- Episode no.: Season 1 Episode 8
- Directed by: Tara Whitaker
- Written by: Tiffany Thomas
- Production code: 108
- Original release date: April 6, 2022

Guest appearance
- Tiffany Haddish as Ms. Hill

Episode chronology
| ← Previous "When You Wish Upon a Roker" | Next → "Raging Bully" |

= Home School (The Proud Family: Louder and Prouder) =

"Home School" is the eighth episode of the first season of the American animated sitcom The Proud Family: Louder and Prouder. It was released to Disney+ on April 6, 2022, and later premiered on Disney Channel on January 28, 2023.

In the episode, Penny Proud inadvertently gets her homeless teacher Ms. Hill fired after a series of hijinks. "Home School" was directed by Tara Whitaker and written by Tiffany Thomas. Tiffany Haddish guest stars as Ms. Hill.

== Plot ==
The kids get the mean Ms. Hill as their substitute teacher. In the evening, Penny realizes that she forgot her cellphone in detention and sneaks into the school to get it, only to find that Ms. Hill is homeless and lives in the teacher's lounge. She tells her friends the next day not to let anyone know, but Dijonay blabs about it; causing Ms. Hill to get fired and live in her car. Meanwhile, Zoey is made drum major, despite her not having any rhythm, and seeks out Bobby to help train her in the ways of the funk. Feeling guilty, Penny invites Ms. Hill to stay with her and her family, but quickly regrets it as she is a bossy teacher even when not working. She decides to hold a fundraiser to get Ms. Hill back on her feet, but no one at the school assembly will help, that is until Zoey uses what Bobby taught her to excite the crowd into donating. Ms. Hill happily thanks Penny for the donation and rekindles her romantic relationship with Bobby, who was her prom date back in high school.

== Reception ==
"Home School" received positive critical reviews.

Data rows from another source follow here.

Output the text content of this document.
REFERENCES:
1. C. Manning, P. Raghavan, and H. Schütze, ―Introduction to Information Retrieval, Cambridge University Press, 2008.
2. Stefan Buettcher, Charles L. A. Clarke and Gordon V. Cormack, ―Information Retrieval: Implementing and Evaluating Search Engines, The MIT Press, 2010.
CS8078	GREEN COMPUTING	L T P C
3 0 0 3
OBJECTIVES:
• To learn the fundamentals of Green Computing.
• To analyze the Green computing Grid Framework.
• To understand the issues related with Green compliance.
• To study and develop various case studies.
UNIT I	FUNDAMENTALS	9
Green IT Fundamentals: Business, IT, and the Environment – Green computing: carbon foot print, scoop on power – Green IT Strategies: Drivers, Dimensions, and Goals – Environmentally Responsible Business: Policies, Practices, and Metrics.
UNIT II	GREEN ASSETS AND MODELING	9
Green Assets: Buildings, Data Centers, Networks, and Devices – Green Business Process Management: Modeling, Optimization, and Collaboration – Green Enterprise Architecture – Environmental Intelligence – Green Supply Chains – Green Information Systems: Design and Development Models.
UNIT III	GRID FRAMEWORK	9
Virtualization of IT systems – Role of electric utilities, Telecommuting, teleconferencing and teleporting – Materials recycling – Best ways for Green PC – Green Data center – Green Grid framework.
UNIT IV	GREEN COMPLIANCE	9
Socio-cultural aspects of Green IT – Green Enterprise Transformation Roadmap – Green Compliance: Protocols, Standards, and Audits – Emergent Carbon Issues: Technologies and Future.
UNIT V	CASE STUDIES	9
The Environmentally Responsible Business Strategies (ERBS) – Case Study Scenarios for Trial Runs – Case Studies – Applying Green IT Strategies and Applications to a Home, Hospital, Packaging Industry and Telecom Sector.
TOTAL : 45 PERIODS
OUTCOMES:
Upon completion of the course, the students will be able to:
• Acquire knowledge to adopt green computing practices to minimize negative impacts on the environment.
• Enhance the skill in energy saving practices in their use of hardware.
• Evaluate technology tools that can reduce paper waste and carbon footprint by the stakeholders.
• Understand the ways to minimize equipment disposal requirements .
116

John Schwarz of Bubbleblabber rated the episode an eight out of ten, stating, "this week’s episode focuses on the ridiculously low salaries that teachers make working in public schools and the show makes a fabulous point about what we consider important versus what is really important." Branyan Towe of Loud and Clear Reviews gave a positive review, stating that the episode "stands out in a lot of ways, from its lack of a moral to its superb blending of two plots that don’t seem like they would work together."